# Golf as past time



## Murph (Nov 6, 2006)

Hi all I have posted a few things on here in the past.

Basically I a cyclist and that is my main sport, I train around 5 times a week and in the summer will be racing most weekends and training.* BUT* I really like the game of golf, and due to me being so competitive I hate not being as good at it as I am at cycling. I have spoke to my cycling coach about playing golf and he says you can only be good at one as you will need to focus entirely on one sport (I have chosen cycling)

But he says I can still play golf every so often to chill out and have a bit of fun, so what is the best way to improve when I can only get down the range once a week and possibly two times at a push.
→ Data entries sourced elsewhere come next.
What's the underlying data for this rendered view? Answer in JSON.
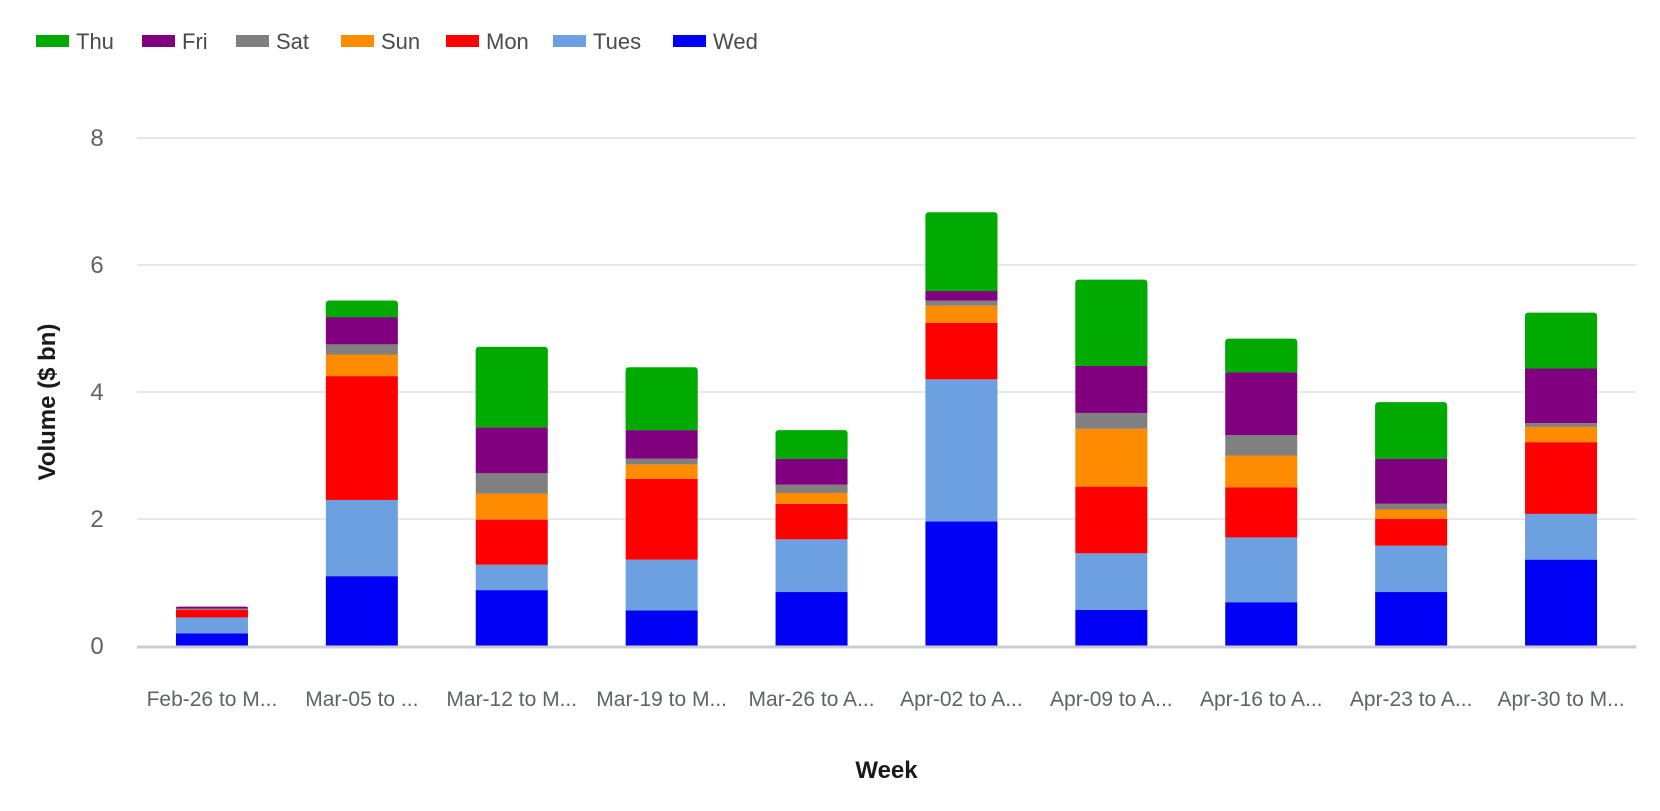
{
  "chart_data": {
    "type": "bar",
    "stacked": true,
    "xlabel": "Week",
    "ylabel": "Volume ($ bn)",
    "ylim": [
      0,
      8
    ],
    "yticks": [
      0,
      2,
      4,
      6,
      8
    ],
    "grid": true,
    "legend_position": "top-left",
    "categories": [
      "Feb-26 to M...",
      "Mar-05 to ...",
      "Mar-12 to M...",
      "Mar-19 to M...",
      "Mar-26 to A...",
      "Apr-02 to A...",
      "Apr-09 to A...",
      "Apr-16 to A...",
      "Apr-23 to A...",
      "Apr-30 to M..."
    ],
    "series": [
      {
        "name": "Wed",
        "color": "#0000f5",
        "values": [
          0.2,
          1.1,
          0.88,
          0.56,
          0.85,
          1.96,
          0.57,
          0.69,
          0.85,
          1.36
        ]
      },
      {
        "name": "Tues",
        "color": "#6ca0e0",
        "values": [
          0.25,
          1.2,
          0.4,
          0.8,
          0.83,
          2.24,
          0.89,
          1.02,
          0.73,
          0.72
        ]
      },
      {
        "name": "Mon",
        "color": "#ff0000",
        "values": [
          0.12,
          1.95,
          0.71,
          1.27,
          0.56,
          0.89,
          1.05,
          0.79,
          0.42,
          1.13
        ]
      },
      {
        "name": "Sun",
        "color": "#ff8c00",
        "values": [
          0.0,
          0.34,
          0.41,
          0.23,
          0.17,
          0.27,
          0.91,
          0.5,
          0.15,
          0.24
        ]
      },
      {
        "name": "Sat",
        "color": "#808080",
        "values": [
          0.02,
          0.16,
          0.32,
          0.09,
          0.13,
          0.08,
          0.25,
          0.32,
          0.09,
          0.06
        ]
      },
      {
        "name": "Fri",
        "color": "#800080",
        "values": [
          0.03,
          0.43,
          0.72,
          0.45,
          0.41,
          0.15,
          0.74,
          0.99,
          0.71,
          0.86
        ]
      },
      {
        "name": "Thu",
        "color": "#00aa00",
        "values": [
          0.0,
          0.26,
          1.27,
          0.99,
          0.45,
          1.24,
          1.36,
          0.53,
          0.89,
          0.88
        ]
      }
    ],
    "legend_order": [
      "Thu",
      "Fri",
      "Sat",
      "Sun",
      "Mon",
      "Tues",
      "Wed"
    ]
  }
}
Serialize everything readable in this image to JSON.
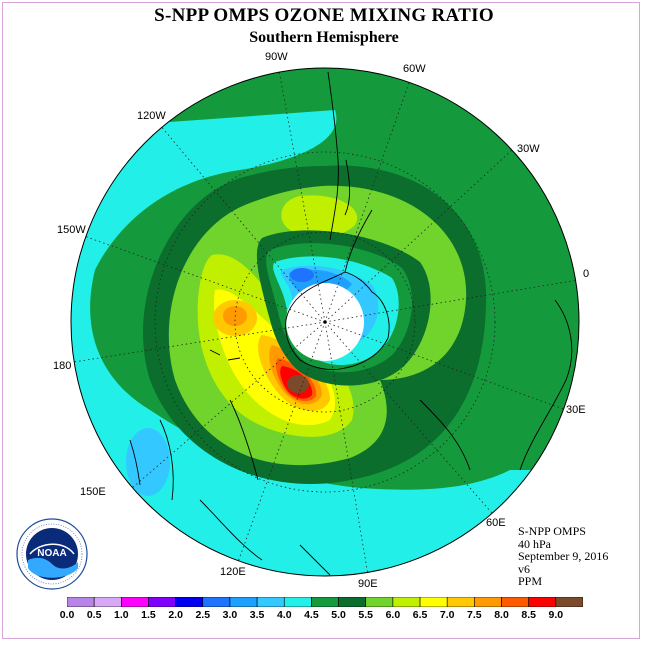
{
  "title": "S-NPP OMPS OZONE MIXING RATIO",
  "subtitle": "Southern Hemisphere",
  "longitude_labels": [
    {
      "key": "90w",
      "text": "90W"
    },
    {
      "key": "60w",
      "text": "60W"
    },
    {
      "key": "30w",
      "text": "30W"
    },
    {
      "key": "120w",
      "text": "120W"
    },
    {
      "key": "150w",
      "text": "150W"
    },
    {
      "key": "0",
      "text": "0"
    },
    {
      "key": "180",
      "text": "180"
    },
    {
      "key": "30e",
      "text": "30E"
    },
    {
      "key": "150e",
      "text": "150E"
    },
    {
      "key": "60e",
      "text": "60E"
    },
    {
      "key": "120e",
      "text": "120E"
    },
    {
      "key": "90e",
      "text": "90E"
    }
  ],
  "info": {
    "instrument": "S-NPP OMPS",
    "level": "40 hPa",
    "date": "September 9, 2016",
    "version": "v6",
    "units": "PPM"
  },
  "colorbar": {
    "ticks": [
      "0.0",
      "0.5",
      "1.0",
      "1.5",
      "2.0",
      "2.5",
      "3.0",
      "3.5",
      "4.0",
      "4.5",
      "5.0",
      "5.5",
      "6.0",
      "6.5",
      "7.0",
      "7.5",
      "8.0",
      "8.5",
      "9.0"
    ],
    "colors": [
      "#b784e8",
      "#d7a8f5",
      "#ff00ff",
      "#8000ff",
      "#0000f0",
      "#1e74ff",
      "#1ea0ff",
      "#33c8ff",
      "#22f0e8",
      "#149a3c",
      "#0b6e2c",
      "#70d42c",
      "#c0f000",
      "#ffff00",
      "#ffc800",
      "#ff9a00",
      "#ff5a00",
      "#ff0000",
      "#7a4a2a"
    ]
  },
  "logo": {
    "text": "NOAA"
  }
}
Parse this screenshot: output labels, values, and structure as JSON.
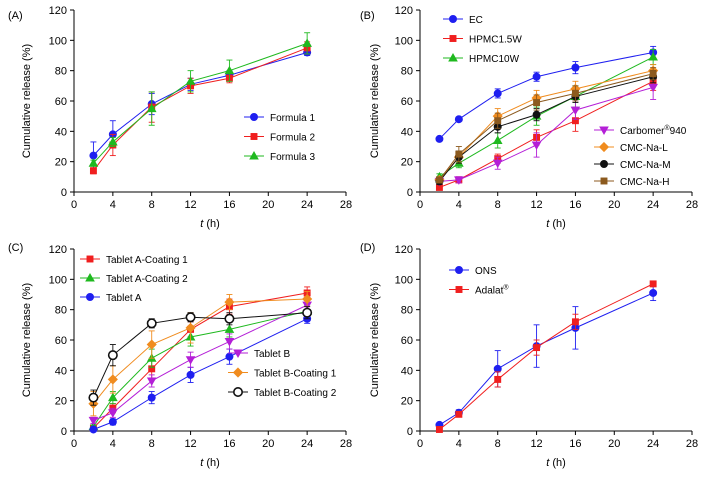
{
  "chart_data": [
    {
      "type": "line",
      "panel_label": "(A)",
      "xlabel_var": "t",
      "xlabel_unit": " (h)",
      "ylabel": "Cumulative release (%)",
      "xlim": [
        0,
        28
      ],
      "ylim": [
        0,
        120
      ],
      "xticks": [
        0,
        4,
        8,
        12,
        16,
        20,
        24,
        28
      ],
      "yticks": [
        0,
        20,
        40,
        60,
        80,
        100,
        120
      ],
      "grid": false,
      "legend_position": "bottom-right",
      "series": [
        {
          "name": "Formula 1",
          "color": "#1f1ff0",
          "marker": "circle-filled",
          "x": [
            2,
            4,
            8,
            12,
            16,
            24
          ],
          "y": [
            24,
            38,
            58,
            71,
            77,
            92
          ],
          "err": [
            9,
            9,
            7,
            4,
            3,
            2
          ]
        },
        {
          "name": "Formula 2",
          "color": "#f01f1f",
          "marker": "square-filled",
          "x": [
            2,
            4,
            8,
            12,
            16,
            24
          ],
          "y": [
            14,
            31,
            56,
            70,
            75,
            95
          ],
          "err": [
            2,
            7,
            10,
            5,
            3,
            4
          ]
        },
        {
          "name": "Formula 3",
          "color": "#1fb91f",
          "marker": "triangle-up-filled",
          "x": [
            2,
            4,
            8,
            12,
            16,
            24
          ],
          "y": [
            19,
            33,
            55,
            73,
            80,
            98
          ],
          "err": [
            2,
            3,
            11,
            7,
            7,
            7
          ]
        }
      ]
    },
    {
      "type": "line",
      "panel_label": "(B)",
      "xlabel_var": "t",
      "xlabel_unit": " (h)",
      "ylabel": "Cumulative release (%)",
      "xlim": [
        0,
        28
      ],
      "ylim": [
        0,
        120
      ],
      "xticks": [
        0,
        4,
        8,
        12,
        16,
        20,
        24,
        28
      ],
      "yticks": [
        0,
        20,
        40,
        60,
        80,
        100,
        120
      ],
      "grid": false,
      "legend_position": "split: top-left and bottom-right",
      "series": [
        {
          "name": "EC",
          "color": "#1f1ff0",
          "marker": "circle-filled",
          "x": [
            2,
            4,
            8,
            12,
            16,
            24
          ],
          "y": [
            35,
            48,
            65,
            76,
            82,
            92
          ],
          "err": [
            0,
            0,
            3,
            3,
            4,
            4
          ]
        },
        {
          "name": "HPMC1.5W",
          "color": "#f01f1f",
          "marker": "square-filled",
          "x": [
            2,
            4,
            8,
            12,
            16,
            24
          ],
          "y": [
            3,
            8,
            22,
            36,
            47,
            73
          ],
          "err": [
            1,
            2,
            3,
            5,
            7,
            6
          ]
        },
        {
          "name": "HPMC10W",
          "color": "#1fb91f",
          "marker": "triangle-up-filled",
          "x": [
            2,
            4,
            8,
            12,
            16,
            24
          ],
          "y": [
            10,
            19,
            34,
            50,
            63,
            89
          ],
          "err": [
            2,
            3,
            5,
            6,
            7,
            5
          ]
        },
        {
          "name": "Carbomer®940",
          "name_main": "Carbomer",
          "name_sup": "®",
          "name_tail": "940",
          "color": "#b41fd7",
          "marker": "triangle-down-filled",
          "x": [
            2,
            4,
            8,
            12,
            16,
            24
          ],
          "y": [
            7,
            8,
            19,
            31,
            54,
            69
          ],
          "err": [
            2,
            2,
            4,
            8,
            6,
            8
          ]
        },
        {
          "name": "CMC-Na-L",
          "color": "#f08c1f",
          "marker": "diamond-filled",
          "x": [
            2,
            4,
            8,
            12,
            16,
            24
          ],
          "y": [
            8,
            23,
            50,
            62,
            68,
            80
          ],
          "err": [
            2,
            4,
            5,
            5,
            5,
            4
          ]
        },
        {
          "name": "CMC-Na-M",
          "color": "#111111",
          "marker": "circle-filled",
          "x": [
            2,
            4,
            8,
            12,
            16,
            24
          ],
          "y": [
            7,
            23,
            43,
            51,
            63,
            76
          ],
          "err": [
            2,
            4,
            4,
            4,
            4,
            4
          ]
        },
        {
          "name": "CMC-Na-H",
          "color": "#8c5a1f",
          "marker": "square-filled",
          "x": [
            2,
            4,
            8,
            12,
            16,
            24
          ],
          "y": [
            8,
            25,
            47,
            59,
            65,
            78
          ],
          "err": [
            2,
            5,
            5,
            5,
            5,
            4
          ]
        }
      ]
    },
    {
      "type": "line",
      "panel_label": "(C)",
      "xlabel_var": "t",
      "xlabel_unit": " (h)",
      "ylabel": "Cumulative release (%)",
      "xlim": [
        0,
        28
      ],
      "ylim": [
        0,
        120
      ],
      "xticks": [
        0,
        4,
        8,
        12,
        16,
        20,
        24,
        28
      ],
      "yticks": [
        0,
        20,
        40,
        60,
        80,
        100,
        120
      ],
      "grid": false,
      "legend_position": "split: top-left and bottom-right",
      "series": [
        {
          "name": "Tablet A-Coating 1",
          "color": "#f01f1f",
          "marker": "square-filled",
          "x": [
            2,
            4,
            8,
            12,
            16,
            24
          ],
          "y": [
            2,
            15,
            41,
            67,
            82,
            91
          ],
          "err": [
            1,
            3,
            6,
            5,
            5,
            4
          ]
        },
        {
          "name": "Tablet A-Coating 2",
          "color": "#1fb91f",
          "marker": "triangle-up-filled",
          "x": [
            2,
            4,
            8,
            12,
            16,
            24
          ],
          "y": [
            3,
            22,
            48,
            62,
            67,
            79
          ],
          "err": [
            1,
            4,
            6,
            6,
            5,
            4
          ]
        },
        {
          "name": "Tablet A",
          "color": "#1f1ff0",
          "marker": "circle-filled",
          "x": [
            2,
            4,
            8,
            12,
            16,
            24
          ],
          "y": [
            1,
            6,
            22,
            37,
            49,
            74
          ],
          "err": [
            1,
            2,
            4,
            5,
            5,
            3
          ]
        },
        {
          "name": "Tablet B",
          "color": "#b41fd7",
          "marker": "triangle-down-filled",
          "x": [
            2,
            4,
            8,
            12,
            16,
            24
          ],
          "y": [
            7,
            12,
            33,
            47,
            59,
            83
          ],
          "err": [
            2,
            3,
            4,
            5,
            5,
            5
          ]
        },
        {
          "name": "Tablet B-Coating 1",
          "color": "#f08c1f",
          "marker": "diamond-filled",
          "x": [
            2,
            4,
            8,
            12,
            16,
            24
          ],
          "y": [
            18,
            34,
            57,
            68,
            85,
            87
          ],
          "err": [
            8,
            9,
            9,
            10,
            5,
            5
          ]
        },
        {
          "name": "Tablet B-Coating 2",
          "color": "#111111",
          "marker": "circle-open",
          "x": [
            2,
            4,
            8,
            12,
            16,
            24
          ],
          "y": [
            22,
            50,
            71,
            75,
            74,
            78
          ],
          "err": [
            5,
            7,
            3,
            3,
            4,
            4
          ]
        }
      ]
    },
    {
      "type": "line",
      "panel_label": "(D)",
      "xlabel_var": "t",
      "xlabel_unit": " (h)",
      "ylabel": "Cumulative release (%)",
      "xlim": [
        0,
        28
      ],
      "ylim": [
        0,
        120
      ],
      "xticks": [
        0,
        4,
        8,
        12,
        16,
        20,
        24,
        28
      ],
      "yticks": [
        0,
        20,
        40,
        60,
        80,
        100,
        120
      ],
      "grid": false,
      "legend_position": "top-left",
      "series": [
        {
          "name": "ONS",
          "color": "#1f1ff0",
          "marker": "circle-filled",
          "x": [
            2,
            4,
            8,
            12,
            16,
            24
          ],
          "y": [
            4,
            12,
            41,
            56,
            68,
            91
          ],
          "err": [
            1,
            2,
            12,
            14,
            14,
            5
          ]
        },
        {
          "name": "Adalat®",
          "name_main": "Adalat",
          "name_sup": "®",
          "name_tail": "",
          "color": "#f01f1f",
          "marker": "square-filled",
          "x": [
            2,
            4,
            8,
            12,
            16,
            24
          ],
          "y": [
            1,
            11,
            34,
            55,
            72,
            97
          ],
          "err": [
            1,
            1,
            5,
            5,
            5,
            1
          ]
        }
      ]
    }
  ]
}
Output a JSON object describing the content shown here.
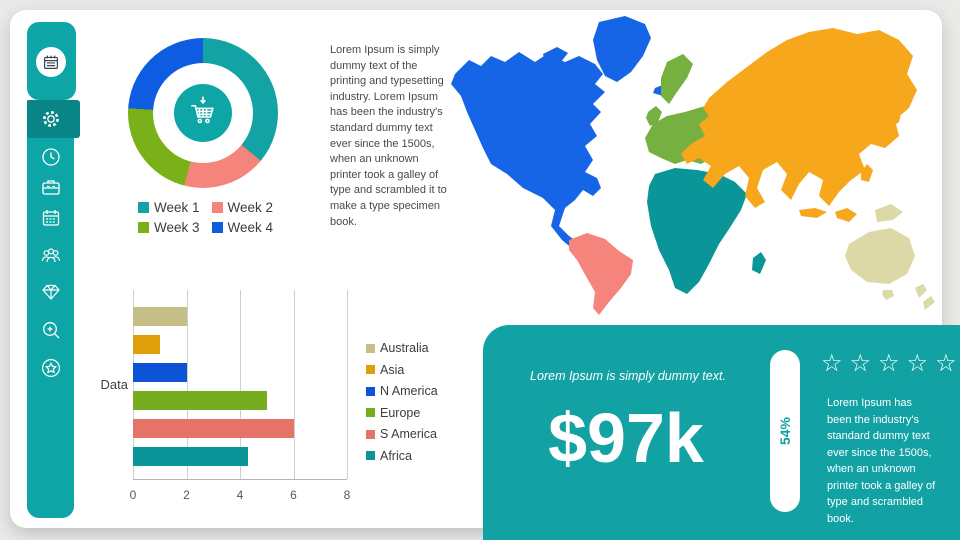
{
  "slide": {
    "background": "#eaeae8",
    "card_color": "#ffffff"
  },
  "brand": {
    "teal": "#0ea5a7",
    "teal_dark": "#0a8587"
  },
  "sidebar": {
    "items": [
      {
        "icon": "ledger-icon",
        "selected": false
      },
      {
        "icon": "gear-icon",
        "selected": true
      },
      {
        "icon": "clock-icon",
        "selected": false
      },
      {
        "icon": "briefcase-icon",
        "selected": false
      },
      {
        "icon": "calendar-icon",
        "selected": false
      },
      {
        "icon": "people-icon",
        "selected": false
      },
      {
        "icon": "diamond-icon",
        "selected": false
      },
      {
        "icon": "zoom-in-icon",
        "selected": false
      },
      {
        "icon": "star-icon",
        "selected": false
      }
    ]
  },
  "intro_text": "Lorem Ipsum is simply dummy text of the printing and typesetting industry. Lorem Ipsum has been the industry's standard dummy text ever since the 1500s, when an unknown printer took a galley of type and scrambled it to make a type specimen book.",
  "chart_data": [
    {
      "type": "donut",
      "legend_position": "bottom",
      "center_icon": "cart-download-icon",
      "series": [
        {
          "name": "Week 1",
          "value": 36,
          "color": "#14a3a5"
        },
        {
          "name": "Week 2",
          "value": 18,
          "color": "#f5847c"
        },
        {
          "name": "Week 3",
          "value": 22,
          "color": "#7ab119"
        },
        {
          "name": "Week 4",
          "value": 24,
          "color": "#0e5ce2"
        }
      ]
    },
    {
      "type": "bar",
      "orientation": "horizontal",
      "ylabel": "Data",
      "xlim": [
        0,
        8
      ],
      "xticks": [
        0,
        2,
        4,
        6,
        8
      ],
      "grid": true,
      "legend_position": "right",
      "series": [
        {
          "name": "Australia",
          "value": 2,
          "color": "#c6bf85"
        },
        {
          "name": "Asia",
          "value": 1,
          "color": "#df9f0a"
        },
        {
          "name": "N America",
          "value": 2,
          "color": "#0e52d8"
        },
        {
          "name": "Europe",
          "value": 5,
          "color": "#76ac1f"
        },
        {
          "name": "S America",
          "value": 6,
          "color": "#e57368"
        },
        {
          "name": "Africa",
          "value": 4.3,
          "color": "#0b9598"
        }
      ]
    }
  ],
  "map": {
    "regions": [
      {
        "name": "N America",
        "color": "#1565e6"
      },
      {
        "name": "S America",
        "color": "#f5847c"
      },
      {
        "name": "Europe",
        "color": "#76b041"
      },
      {
        "name": "Africa",
        "color": "#0a9699"
      },
      {
        "name": "Asia",
        "color": "#f6a71c"
      },
      {
        "name": "Australia",
        "color": "#dcd8a8"
      }
    ]
  },
  "panel": {
    "background": "#12a2a4",
    "heading": "Lorem Ipsum is simply dummy text.",
    "amount": "$97k",
    "percent": "54%",
    "stars": 5,
    "body": "Lorem Ipsum has been the industry's standard dummy text ever since the 1500s, when an unknown printer took a galley of type and scrambled book."
  }
}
*HELP ! ! ! ! ! ! ! ! ! ! !*


----------



## fitz-uk (Apr 28, 2006)

Golf is not a game that you become good at over night.

The only way to get better is to play more.

If you cant do that, then you might as well relax and get used to how you play and how good you are now.


----------



## srothfuss (Nov 17, 2006)

If you just wan't to enjoy the sport, get a couple of your friends rounded up, and hit the course at least once a month. There's nothing wrong with only playing to relax or get outside and away from home. 

The one thing I'll recommend is a "beginners golf lesson or sesion" with a local golf pro at the driving range. It typically takes about four 1-hour sesions to get basic instruction to help you get started. From there, reading books or watching videos while you train on a stationary bike would be kind of fun too. :dunno:


----------